The Irish American Baseball Hall of Fame will also present its third annual Pete Caldera-Duke Castiglione “I Didn’t Know He Was Irish” Award, which goes to an honoree whose Irish roots are not widely known.
With the blessing of the National Baseball Hall of Fame, Foley’s, a popular destination among baseball players, executives, umpires and fans, created the Irish American Baseball Hall of Fame to recognize players, managers, executives, journalists, and entertainers of Irish descent. Inductees are chosen based on a combination of factors, including impact on the game, popularity on and off the field, contributions to society, connections to the Irish community, and, of course, ancestry.
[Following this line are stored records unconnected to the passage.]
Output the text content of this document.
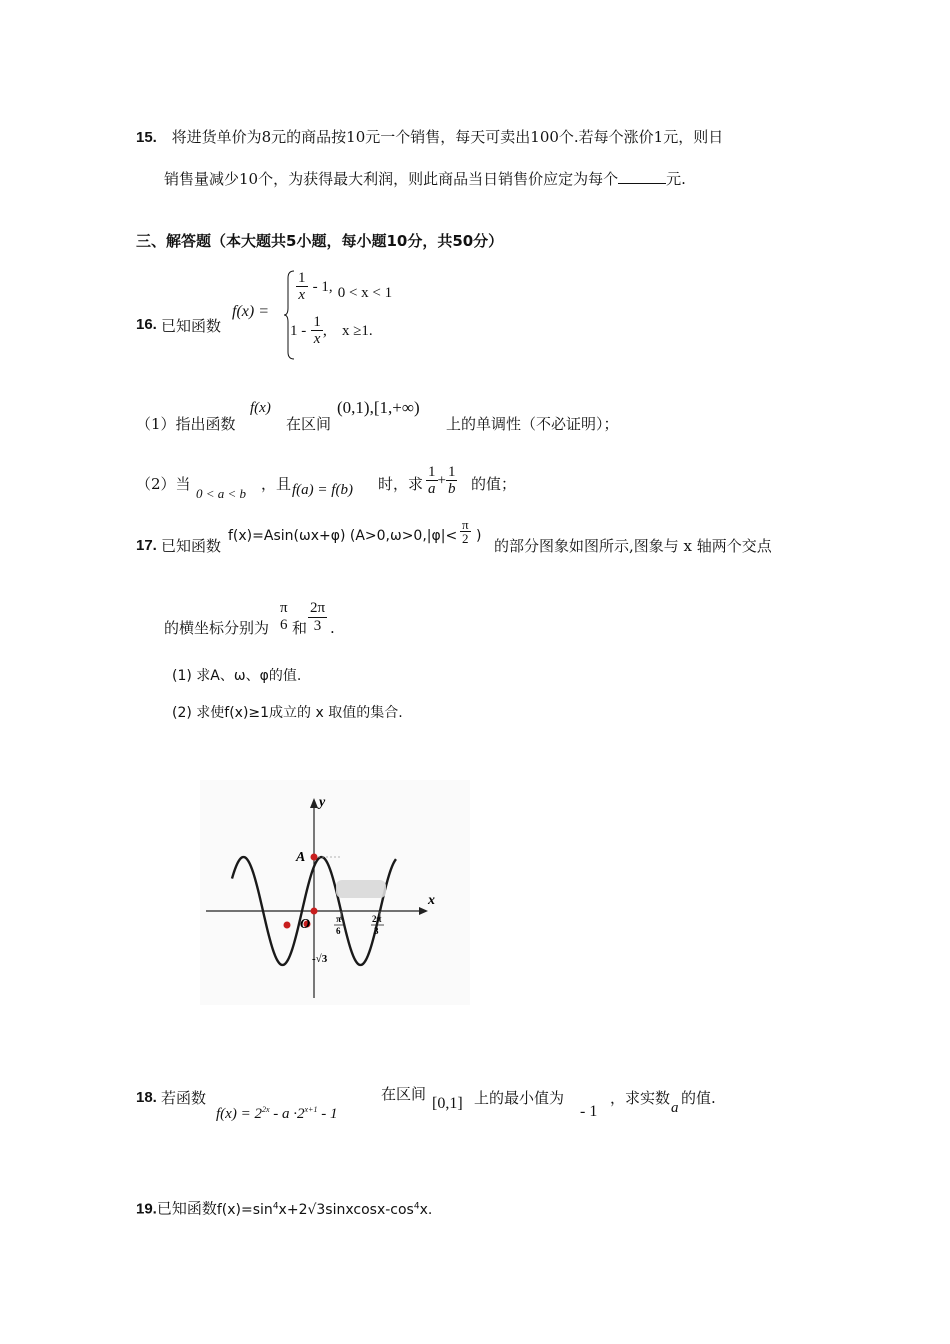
15. 将进货单价为8元的商品按10元一个销售，每天可卖出100个.若每个涨价1元，则日
销售量减少10个，为获得最大利润，则此商品当日销售价应定为每个	元.
三、解答题（本大题共5小题，每小题10分，共50分）
16. 已知函数
f(x) =
$\frac{1}{x} - 1$, 0 < x < 1
$1 - \frac{1}{x}$ , x ≥1.
（1）指出函数
f(x)
在区间
(0,1),[1,+∞)
上的单调性（不必证明）；
（2）当
0 < a < b
，且 f(a) = f(b) 时，求 $\frac{1}{a} + \frac{1}{b}$ 的值；
17. 已知函数
f(x)=Asin(ωx+φ) ($A>0,\omega>0,|\varphi|< \frac{\pi}{2}$ )
的部分图象如图所示,图象与 x 轴两个交点
的横坐标分别为
π
6 和 $\frac{2\pi}{3}$ .
(1) 求A、ω、φ的值.
(2) 求使f(x)≥1成立的 x 取值的集合.
y
x
A
O	π
6
2π
3
-√3
18. 若函数
$f(x) = 2^{2x} - a \cdot 2^{x+1} - 1$
在区间
[0,1] 上的最小值为
- 1
，求实数
a
的值.
19.已知函数$f(x)=\sin^4x+2√3sinxcosx-\cos^4x$.
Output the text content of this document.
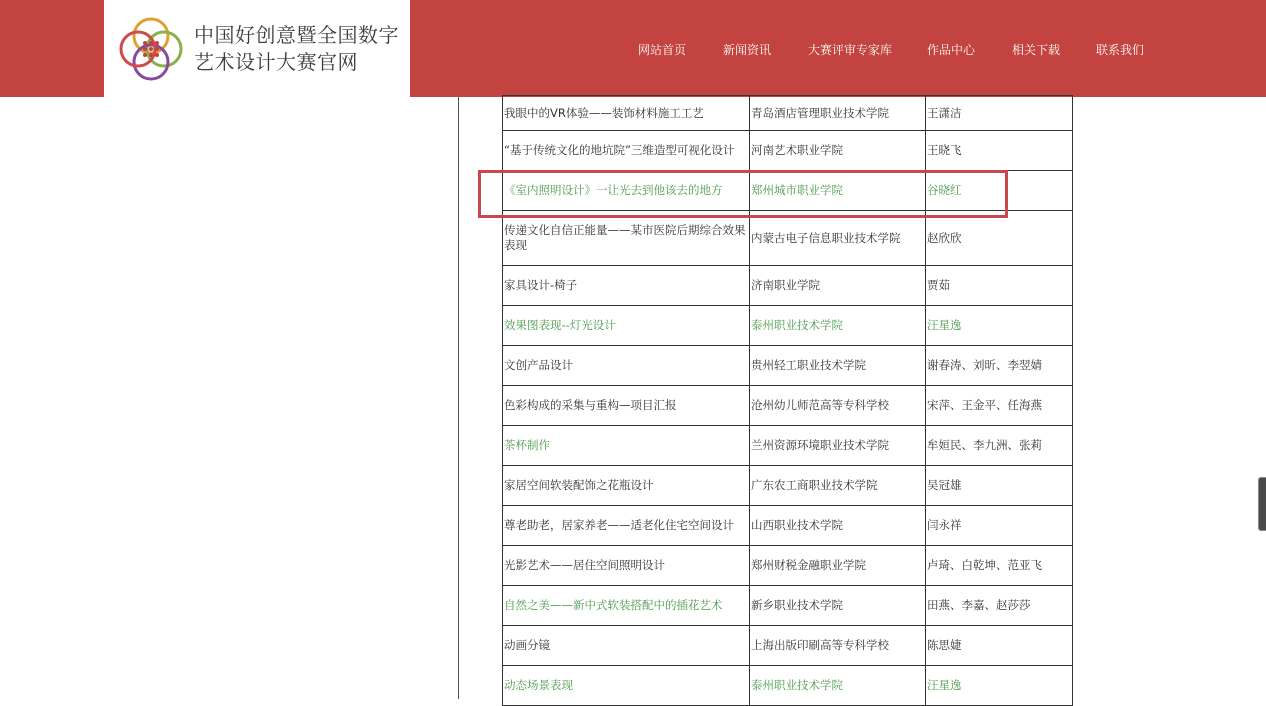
中国好创意暨全国数字
艺术设计大赛官网	网站首页	新闻资讯	大赛评审专家库	作品中心	相关下载	联系我们
我眼中的VR体验——装饰材料施工工艺	青岛酒店管理职业技术学院	王潇洁
“基于传统文化的地坑院”三维造型可视化设计	河南艺术职业学院	王晓飞
《室内照明设计》一让光去到他该去的地方	郑州城市职业学院	谷晓红
传递文化自信正能量——某市医院后期综合效果表现	内蒙古电子信息职业技术学院	赵欣欣
家具设计-椅子	济南职业学院	贾茹
效果图表现--灯光设计	泰州职业技术学院	汪星逸
文创产品设计	贵州轻工职业技术学院	谢春涛、刘昕、李翌婧
色彩构成的采集与重构—项目汇报	沧州幼儿师范高等专科学校	宋萍、王金平、任海燕
茶杯制作	兰州资源环境职业技术学院	牟姮民、李九洲、张莉
家居空间软装配饰之花瓶设计	广东农工商职业技术学院	吴冠雄
尊老助老，居家养老——适老化住宅空间设计	山西职业技术学院	闫永祥
光影艺术——居住空间照明设计	郑州财税金融职业学院	卢琦、白乾坤、范亚飞
自然之美——新中式软装搭配中的插花艺术	新乡职业技术学院	田燕、李嘉、赵莎莎
动画分镜	上海出版印刷高等专科学校	陈思婕
动态场景表现	泰州职业技术学院	汪星逸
The game of baseball has welcomed immigrants from its earliest days, when an estimated 30 percent of players claimed Irish heritage. Many of the game’s biggest stars at the turn of the 20th century were Irish immigrants or their descendants, including Michael “King” Kelly, Roger Connor (the home run king before Babe Ruth), Eddie Collins, Big Ed Walsh and managers Connie Mack and John McGraw. Today, major league teams regularly sign players born in Latin America, Japan, Canada, and elsewhere.
Shaun Clancy, an amateur baseball historian, created the Hall after learning about the rich heritage of Irish Americans during the sport’s infancy – a legacy overshadowed in recent years by other ethnicities. He decided to celebrate his roots and those who helped make the game great by creating a shrine to Irish Americans in baseball in 2008.